For instance, ownership of a cell phone may be easy to ascertain, but this broad definition of exposure leaves the analysis vulnerable to confounding. Confounding occurs when a third factor is associated with both the exposure and the outcome. If people who own cell phones have more car accidents than those who do not, how do we know if the higher accident rate is due to cell phone use while driving, as opposed to characteristics associated with cell phone ownership? These might include impatience, fast driving, or a tendency to engage in multitasking.

Defining the exposure more narrowly could help to reduce confounding. In this case, one could narrow the exposure definition to "phone use just prior to an accident." The problem then becomes one of measurement. If we fail to correctly classify those who were on the phone at the time of an accident versus those who were not, we may lose the ability to detect an effect, or an effect might be exaggerated. This issue of misclassification of exposure was highlighted by Tom and Ray Magliozzi - "Click and Clack" - of National Public Radio's "Car Talk." They criticized a widely publicized study sponsored by the AAA's Foundation for Traffic Safety that found cell phone use did not increase the risk of accidents as much as other driver-distractions. The radio hosts argued that the study's use of self-reports by drivers - made to police at the accident scene - was likely to result in substantial misclassification of exposure.

In contrast, Redelmeier and Tibshirani (New England Journal of Medicine, Feb. 13, 1997) matched the times of cell phone use recorded on phone bills with the times of accidents given in police reports. This approach offers a good example of an attempt to reduce exposure misclassification. By completely separating the ascertainment of the exposure (the phone call) from the report of the event (the accident), it was less likely that the outcome could influence the reported phone use. But, there is still a risk of exposure misclassification. These researchers assumed precise recording of both the time of the accident and the time of the call. Misclassification could result if there were only a few minutes difference in the time standards used by the phone company and by the person reporting the accident. The figure depicts how the use of a cell phone immediately after an accident could end up being recorded by researchers as occurring before the accident.

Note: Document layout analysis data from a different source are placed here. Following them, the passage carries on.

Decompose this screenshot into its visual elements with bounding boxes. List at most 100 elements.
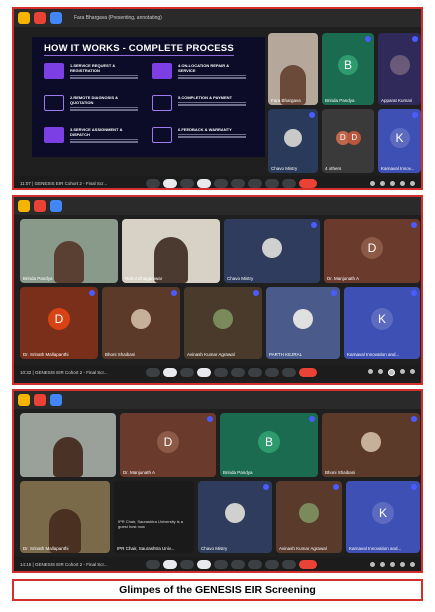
captions-button[interactable] xyxy=(214,178,228,188)
mic-icon xyxy=(263,484,269,490)
participant-name: Karnaval Innovation and... xyxy=(349,546,402,551)
participant-tile[interactable]: IPR Chair, Saurashtra University is a gu… xyxy=(114,481,194,553)
end-call-button[interactable] xyxy=(299,559,317,569)
end-call-button[interactable] xyxy=(299,178,317,188)
camera-toggle-button[interactable] xyxy=(180,559,194,569)
mic-toggle-button[interactable] xyxy=(146,559,160,569)
participant-tile[interactable]: D Dr. Manjunath A xyxy=(324,219,420,283)
participant-tile[interactable]: Apparat Kumari xyxy=(378,33,421,105)
avatar: B xyxy=(338,55,358,76)
lock-icon[interactable] xyxy=(410,561,415,567)
participant-tile[interactable]: Bhoni Shaibani xyxy=(102,287,180,359)
participant-name: Dr. Manjunath A xyxy=(327,276,360,281)
participant-tile[interactable]: Avinash Kumar Agrawal xyxy=(184,287,262,359)
participant-tile[interactable]: Rahul Dhagamwar xyxy=(122,219,220,283)
participant-tile[interactable]: B Brinda Pandya xyxy=(220,413,318,477)
mic-icon xyxy=(411,222,417,228)
raise-hand-button[interactable] xyxy=(265,178,279,188)
mic-icon xyxy=(412,112,418,118)
chat-icon[interactable] xyxy=(390,561,395,567)
raise-hand-button[interactable] xyxy=(265,559,279,569)
app-icon-yellow[interactable] xyxy=(18,394,30,406)
avatar-photo xyxy=(299,503,319,524)
more-options-button[interactable] xyxy=(282,559,296,569)
app-icon-yellow[interactable] xyxy=(18,12,30,24)
participant-tile[interactable]: Bhoni Shaibani xyxy=(322,413,420,477)
participant-tile[interactable]: B Brinda Pandya xyxy=(322,33,374,105)
participant-video xyxy=(53,437,83,477)
camera-off-icon[interactable] xyxy=(197,178,211,188)
participant-tile[interactable]: Chavo Mistry xyxy=(198,481,272,553)
participant-tile[interactable]: Dr. Srinath Mallapanthi xyxy=(20,481,110,553)
captions-button[interactable] xyxy=(214,367,228,377)
camera-off-icon[interactable] xyxy=(197,559,211,569)
present-button[interactable] xyxy=(248,367,262,377)
mic-off-icon[interactable] xyxy=(163,559,177,569)
meeting-screenshot-2: Brinda Pandya Rahul Dhagamwar Chavo Mist… xyxy=(12,195,423,385)
meeting-screenshot-3: D Dr. Manjunath A B Brinda Pandya Bhoni … xyxy=(12,389,423,573)
chat-icon[interactable] xyxy=(388,368,395,376)
emoji-button[interactable] xyxy=(231,367,245,377)
info-icon[interactable] xyxy=(50,200,62,212)
participant-tile[interactable] xyxy=(20,413,116,477)
end-call-button[interactable] xyxy=(299,367,317,377)
camera-toggle-button[interactable] xyxy=(180,178,194,188)
participant-name: Dr. Manjunath A xyxy=(123,470,156,475)
mic-toggle-button[interactable] xyxy=(146,178,160,188)
activities-icon[interactable] xyxy=(400,180,405,186)
slide-title: HOW IT WORKS - COMPLETE PROCESS xyxy=(44,43,234,54)
info-icon[interactable] xyxy=(370,180,375,186)
captions-button[interactable] xyxy=(214,559,228,569)
participant-tile[interactable]: K Karnaval Innov... xyxy=(378,109,421,173)
raise-hand-button[interactable] xyxy=(265,367,279,377)
participant-tile[interactable]: Brinda Pandya xyxy=(20,219,118,283)
participant-tile[interactable]: Fara Bhargava xyxy=(268,33,318,105)
more-options-button[interactable] xyxy=(282,178,296,188)
participant-name: Karnaval Innovation and... xyxy=(347,352,400,357)
record-icon[interactable] xyxy=(34,200,46,212)
participant-tile[interactable]: K Karnaval Innovation and... xyxy=(344,287,420,359)
mic-toggle-button[interactable] xyxy=(146,367,160,377)
participant-tile[interactable]: Chavo Mistry xyxy=(268,109,318,173)
participant-tile[interactable]: D Dr. Srinath Mallapanthi xyxy=(20,287,98,359)
others-tile[interactable]: D D 4 others xyxy=(322,109,374,173)
activities-icon[interactable] xyxy=(400,561,405,567)
mic-icon xyxy=(207,416,213,422)
people-icon[interactable] xyxy=(380,561,385,567)
people-icon[interactable] xyxy=(378,368,383,374)
chat-icon[interactable] xyxy=(390,180,395,186)
mic-icon xyxy=(311,222,317,228)
mic-off-icon[interactable] xyxy=(163,178,177,188)
participant-tile[interactable]: D Dr. Manjunath A xyxy=(120,413,216,477)
info-icon[interactable] xyxy=(368,368,373,374)
mic-off-icon[interactable] xyxy=(163,367,177,377)
info-icon[interactable] xyxy=(370,561,375,567)
avatar: K xyxy=(389,127,410,148)
info-icon[interactable] xyxy=(50,394,62,406)
app-icon-yellow[interactable] xyxy=(18,200,30,212)
present-button[interactable] xyxy=(248,178,262,188)
lock-icon[interactable] xyxy=(410,368,415,374)
camera-off-icon[interactable] xyxy=(197,367,211,377)
step-title: 3.SERVICE ASSIGNMENT & DISPATCH xyxy=(70,127,123,137)
more-options-button[interactable] xyxy=(282,367,296,377)
record-icon[interactable] xyxy=(34,12,46,24)
avatar: K xyxy=(371,308,393,331)
people-icon[interactable] xyxy=(380,180,385,186)
record-icon[interactable] xyxy=(34,394,46,406)
meeting-info: 11:07 | GENESIS EIR Cohort 2 - Final Scr… xyxy=(20,180,108,186)
present-button[interactable] xyxy=(248,559,262,569)
emoji-button[interactable] xyxy=(231,178,245,188)
activities-icon[interactable] xyxy=(400,368,405,374)
camera-toggle-button[interactable] xyxy=(180,367,194,377)
participant-tile[interactable]: Chavo Mistry xyxy=(224,219,320,283)
emoji-button[interactable] xyxy=(231,559,245,569)
participant-tile[interactable]: K Karnaval Innovation and... xyxy=(346,481,420,553)
participant-tile[interactable]: PARTH KEJRAL xyxy=(266,287,340,359)
participant-tile[interactable]: Avinash Kumar Agrawal xyxy=(276,481,342,553)
info-icon[interactable] xyxy=(50,12,62,24)
lock-icon[interactable] xyxy=(410,180,415,186)
slide-underline xyxy=(44,55,234,56)
mic-icon xyxy=(412,36,418,42)
diagnosis-icon xyxy=(44,95,64,111)
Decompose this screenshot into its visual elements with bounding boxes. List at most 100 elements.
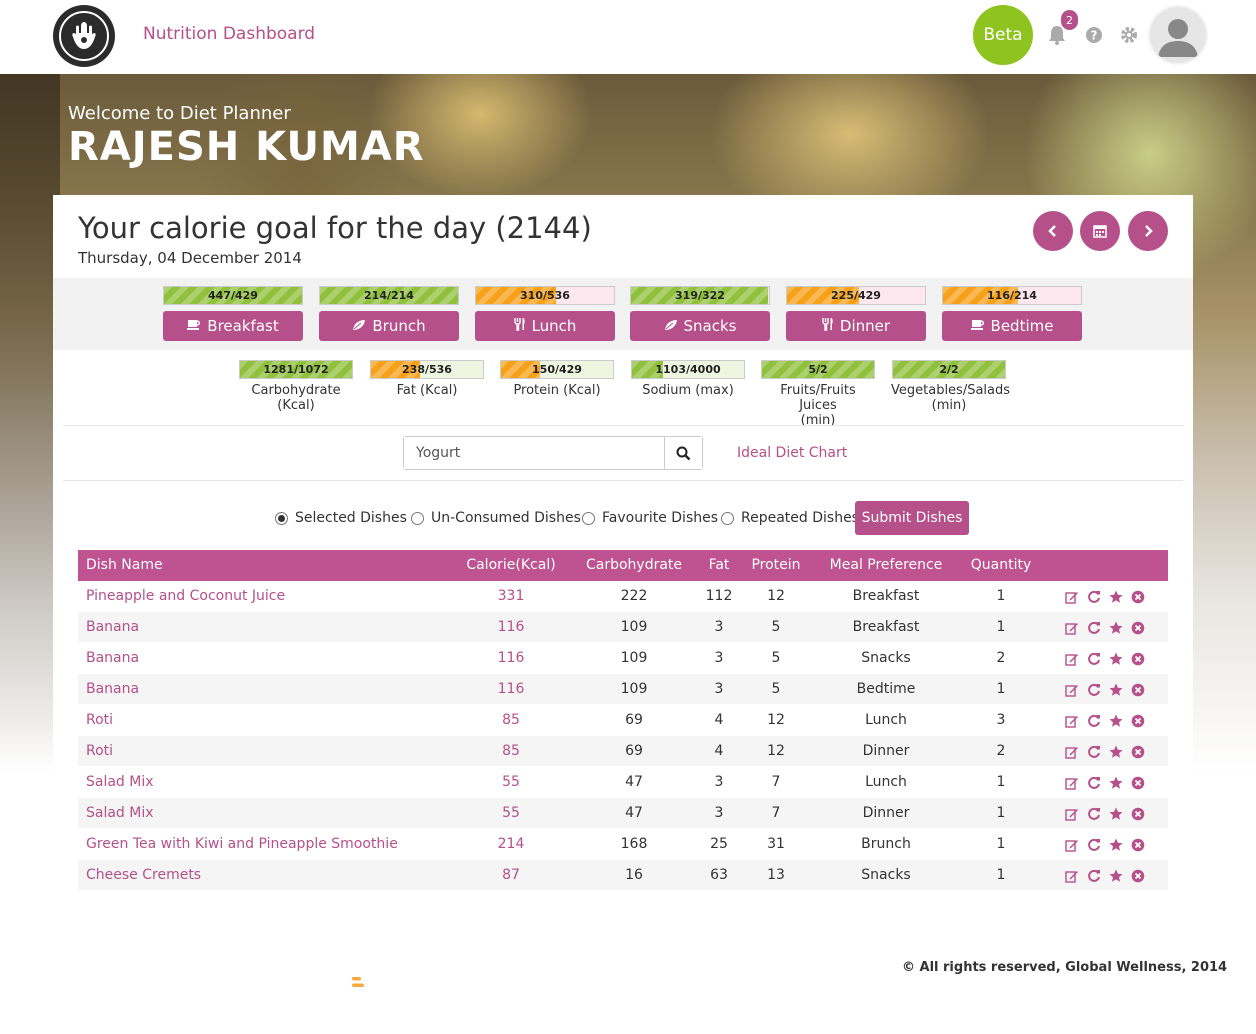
bedtime-button[interactable]: Bedtime bbox=[942, 311, 1082, 341]
dish-name-link[interactable]: Banana bbox=[86, 612, 139, 643]
remove-icon[interactable] bbox=[1130, 651, 1145, 666]
refresh-icon[interactable] bbox=[1086, 837, 1101, 852]
dinner-button[interactable]: Dinner bbox=[786, 311, 926, 341]
header-meal-preference[interactable]: Meal Preference bbox=[826, 550, 946, 581]
snacks-button[interactable]: Snacks bbox=[630, 311, 770, 341]
refresh-icon[interactable] bbox=[1086, 868, 1101, 883]
dish-name-link[interactable]: Banana bbox=[86, 643, 139, 674]
edit-icon[interactable] bbox=[1064, 620, 1079, 635]
radio-button[interactable] bbox=[582, 511, 595, 525]
star-icon[interactable] bbox=[1108, 806, 1123, 821]
star-icon[interactable] bbox=[1108, 744, 1123, 759]
dish-name-link[interactable]: Banana bbox=[86, 674, 139, 705]
radio-button[interactable] bbox=[721, 511, 734, 525]
calorie-value[interactable]: 116 bbox=[461, 674, 561, 705]
star-icon[interactable] bbox=[1108, 651, 1123, 666]
remove-icon[interactable] bbox=[1130, 806, 1145, 821]
radio-button[interactable] bbox=[275, 511, 288, 525]
refresh-icon[interactable] bbox=[1086, 682, 1101, 697]
avatar[interactable] bbox=[1148, 5, 1208, 65]
header-carbohydrate[interactable]: Carbohydrate bbox=[584, 550, 684, 581]
star-icon[interactable] bbox=[1108, 589, 1123, 604]
header-quantity[interactable]: Quantity bbox=[961, 550, 1041, 581]
edit-icon[interactable] bbox=[1064, 868, 1079, 883]
brunch-button[interactable]: Brunch bbox=[319, 311, 459, 341]
linkedin-icon[interactable] bbox=[223, 957, 273, 1007]
radio-button[interactable] bbox=[411, 511, 424, 525]
remove-icon[interactable] bbox=[1130, 620, 1145, 635]
edit-icon[interactable] bbox=[1064, 744, 1079, 759]
edit-icon[interactable] bbox=[1064, 837, 1079, 852]
refresh-icon[interactable] bbox=[1086, 806, 1101, 821]
calorie-value[interactable]: 85 bbox=[461, 736, 561, 767]
edit-icon[interactable] bbox=[1064, 713, 1079, 728]
edit-icon[interactable] bbox=[1064, 651, 1079, 666]
star-icon[interactable] bbox=[1108, 837, 1123, 852]
facebook-icon[interactable] bbox=[113, 957, 163, 1007]
dish-name-link[interactable]: Cheese Cremets bbox=[86, 860, 201, 891]
header-calorie[interactable]: Calorie(Kcal) bbox=[461, 550, 561, 581]
next-day-button[interactable] bbox=[1128, 211, 1168, 251]
search-input[interactable] bbox=[404, 437, 664, 469]
refresh-icon[interactable] bbox=[1086, 713, 1101, 728]
edit-icon[interactable] bbox=[1064, 806, 1079, 821]
google-plus-icon[interactable]: g bbox=[168, 957, 218, 1007]
remove-icon[interactable] bbox=[1130, 744, 1145, 759]
edit-icon[interactable] bbox=[1064, 682, 1079, 697]
calorie-value[interactable]: 55 bbox=[461, 767, 561, 798]
refresh-icon[interactable] bbox=[1086, 651, 1101, 666]
calorie-value[interactable]: 116 bbox=[461, 643, 561, 674]
app-title[interactable]: Nutrition Dashboard bbox=[143, 24, 315, 44]
pinterest-icon[interactable] bbox=[278, 957, 328, 1007]
calorie-value[interactable]: 116 bbox=[461, 612, 561, 643]
calorie-value[interactable]: 87 bbox=[461, 860, 561, 891]
filter-favourite-dishes[interactable]: Favourite Dishes bbox=[582, 510, 718, 526]
lunch-button[interactable]: Lunch bbox=[475, 311, 615, 341]
ideal-diet-chart-link[interactable]: Ideal Diet Chart bbox=[737, 445, 847, 461]
previous-day-button[interactable] bbox=[1033, 211, 1073, 251]
help-icon[interactable]: ? bbox=[1083, 24, 1105, 46]
blogger-icon[interactable] bbox=[333, 957, 383, 1007]
remove-icon[interactable] bbox=[1130, 868, 1145, 883]
remove-icon[interactable] bbox=[1130, 713, 1145, 728]
nutrient-progress-bar: 5/2 bbox=[761, 360, 875, 379]
dish-name-link[interactable]: Roti bbox=[86, 736, 113, 767]
star-icon[interactable] bbox=[1108, 620, 1123, 635]
remove-icon[interactable] bbox=[1130, 682, 1145, 697]
remove-icon[interactable] bbox=[1130, 775, 1145, 790]
remove-icon[interactable] bbox=[1130, 837, 1145, 852]
dish-name-link[interactable]: Roti bbox=[86, 705, 113, 736]
calorie-value[interactable]: 331 bbox=[461, 581, 561, 612]
twitter-icon[interactable] bbox=[58, 957, 108, 1007]
dish-name-link[interactable]: Pineapple and Coconut Juice bbox=[86, 581, 285, 612]
calorie-value[interactable]: 55 bbox=[461, 798, 561, 829]
header-dish-name[interactable]: Dish Name bbox=[86, 550, 163, 581]
dish-name-link[interactable]: Green Tea with Kiwi and Pineapple Smooth… bbox=[86, 829, 398, 860]
star-icon[interactable] bbox=[1108, 682, 1123, 697]
calorie-value[interactable]: 85 bbox=[461, 705, 561, 736]
filter-selected-dishes[interactable]: Selected Dishes bbox=[275, 510, 407, 526]
star-icon[interactable] bbox=[1108, 713, 1123, 728]
dish-name-link[interactable]: Salad Mix bbox=[86, 767, 154, 798]
refresh-icon[interactable] bbox=[1086, 775, 1101, 790]
star-icon[interactable] bbox=[1108, 775, 1123, 790]
edit-icon[interactable] bbox=[1064, 589, 1079, 604]
refresh-icon[interactable] bbox=[1086, 589, 1101, 604]
submit-dishes-button[interactable]: Submit Dishes bbox=[855, 501, 969, 535]
edit-icon[interactable] bbox=[1064, 775, 1079, 790]
calorie-value[interactable]: 214 bbox=[461, 829, 561, 860]
logo[interactable] bbox=[53, 5, 115, 67]
search-button[interactable] bbox=[664, 437, 702, 469]
remove-icon[interactable] bbox=[1130, 589, 1145, 604]
gear-icon[interactable] bbox=[1118, 24, 1140, 46]
filter-repeated-dishes[interactable]: Repeated Dishes bbox=[721, 510, 859, 526]
star-icon[interactable] bbox=[1108, 868, 1123, 883]
filter-unconsumed-dishes[interactable]: Un-Consumed Dishes bbox=[411, 510, 581, 526]
header-fat[interactable]: Fat bbox=[699, 550, 739, 581]
refresh-icon[interactable] bbox=[1086, 620, 1101, 635]
calendar-button[interactable] bbox=[1080, 211, 1120, 251]
refresh-icon[interactable] bbox=[1086, 744, 1101, 759]
breakfast-button[interactable]: Breakfast bbox=[163, 311, 303, 341]
dish-name-link[interactable]: Salad Mix bbox=[86, 798, 154, 829]
header-protein[interactable]: Protein bbox=[751, 550, 801, 581]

Research into the association between traffic accidents and use of cell phones highlights both some strengths (a closer relation to real-life than can be achieved in the lab) and some weaknesses (difficulty in defining, measuring, and classifying exposure) of field research. Such methodological difficulties do not mean, however, that policy makers should dismiss the findings of epidemiological studies. The four-fold increase in risk found in the study by Redelmeier and Tibshirani is unlikely to be due to confounding and measurement error alone. But no single approach can determine the degree to which using a cell phone while driving poses a safety hazard. A clearer picture will result by examining studies using a range of approaches - epidemiological, on-road observation, and off-road simulation.
source: http://www.nsc.org/issues/idrive/cellfone.htm

so my position is based on anecdotal evidence, above.
and there are problems with the way studies as to broader patterns measure the relation of cell usage to accidents.


i dislike cars and would prefer to see them effectively banned from most cities. redesign the public transit systems so that cars remain on the periphery--it would improve the quality of life, reducing congestion, pollution--it would in general make cities safer places to be for everyone (dont believe me? try cycling on a friday afternoon in anything like a congested area)
and would be a step toward reducing petrochemical consumption. i would support local laws, generated by cities, that would put this into effect.